September 2, 2016 at 3:15 pm

Algeria looks set to build a 120 kilometre-long wall along its border with Libya, Algerian and Libyan media sources reported.

The wall along the 600-mile border is another step in a list of upgraded security measures Algeria is undertaking to improve its counter-terrorism initiatives. Measuring three metres in height, and lined with barbed wire, it is hoped the wall will curb the movement of Daesh militants and arms smugglers from entering the Sahara from Libya.

Despite similar plans surfacing last year, no immediate action has been taken by the Algerian government to begin construction of the wall. However reports of an incursion of around 700 armed fighters and criminals alongside attacks and kidnappings in the south increase chances of the construction of the wall.

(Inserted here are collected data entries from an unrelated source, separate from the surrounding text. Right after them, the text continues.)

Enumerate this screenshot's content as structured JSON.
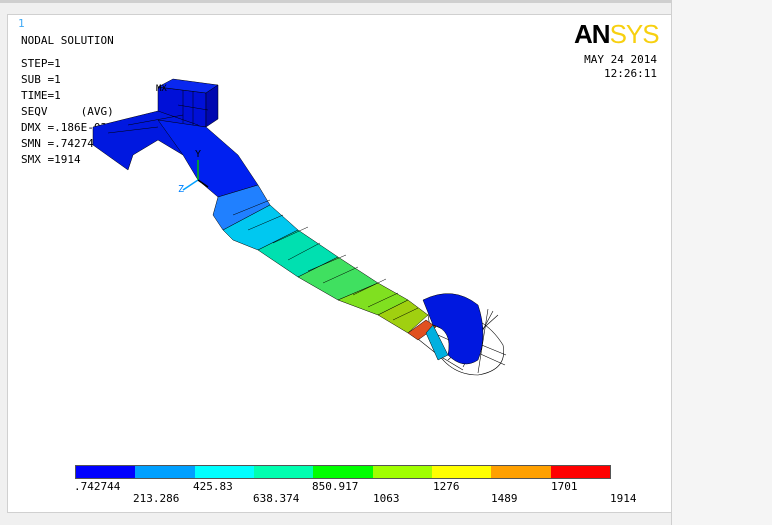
{
  "window": {
    "number": "1"
  },
  "logo": {
    "an": "AN",
    "sys": "SYS"
  },
  "header": {
    "title": "NODAL SOLUTION",
    "step": "STEP=1",
    "sub": "SUB =1",
    "time": "TIME=1",
    "seqv": "SEQV     (AVG)",
    "dmx": "DMX =.186E-03",
    "smn": "SMN =.742744",
    "smx": "SMX =1914"
  },
  "date": {
    "day": "MAY 24 2014",
    "time": "12:26:11"
  },
  "triad": {
    "y": "Y",
    "z": "Z",
    "mx": "MX"
  },
  "legend": {
    "colors": [
      "#0000ff",
      "#00a0ff",
      "#00ffff",
      "#00ffb0",
      "#00ff00",
      "#a0ff00",
      "#ffff00",
      "#ffa000",
      "#ff0000"
    ],
    "labels_top": [
      ".742744",
      "425.83",
      "850.917",
      "1276",
      "1701"
    ],
    "labels_bottom": [
      "213.286",
      "638.374",
      "1063",
      "1489",
      "1914"
    ]
  }
}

It is thought the wall will alter Algeria’s position as a regional mediator. According to Geoff Porter, president of North Africa Risk Consulting, Algeria will attempt to avoid “trespassing on another sovereign territory” with the aims of solely protecting itself rather than intervening in the pursuit of external threats.

Tunisia has also announced plans to build its own 100-mile-long security fence along the country’s eastern border with Libya in light of the attacks carried out by Daesh last year at a beach resort in Sousse and a museum in Tunis. The perpetrators of the attacks were reported to have been trained in camps in Libya.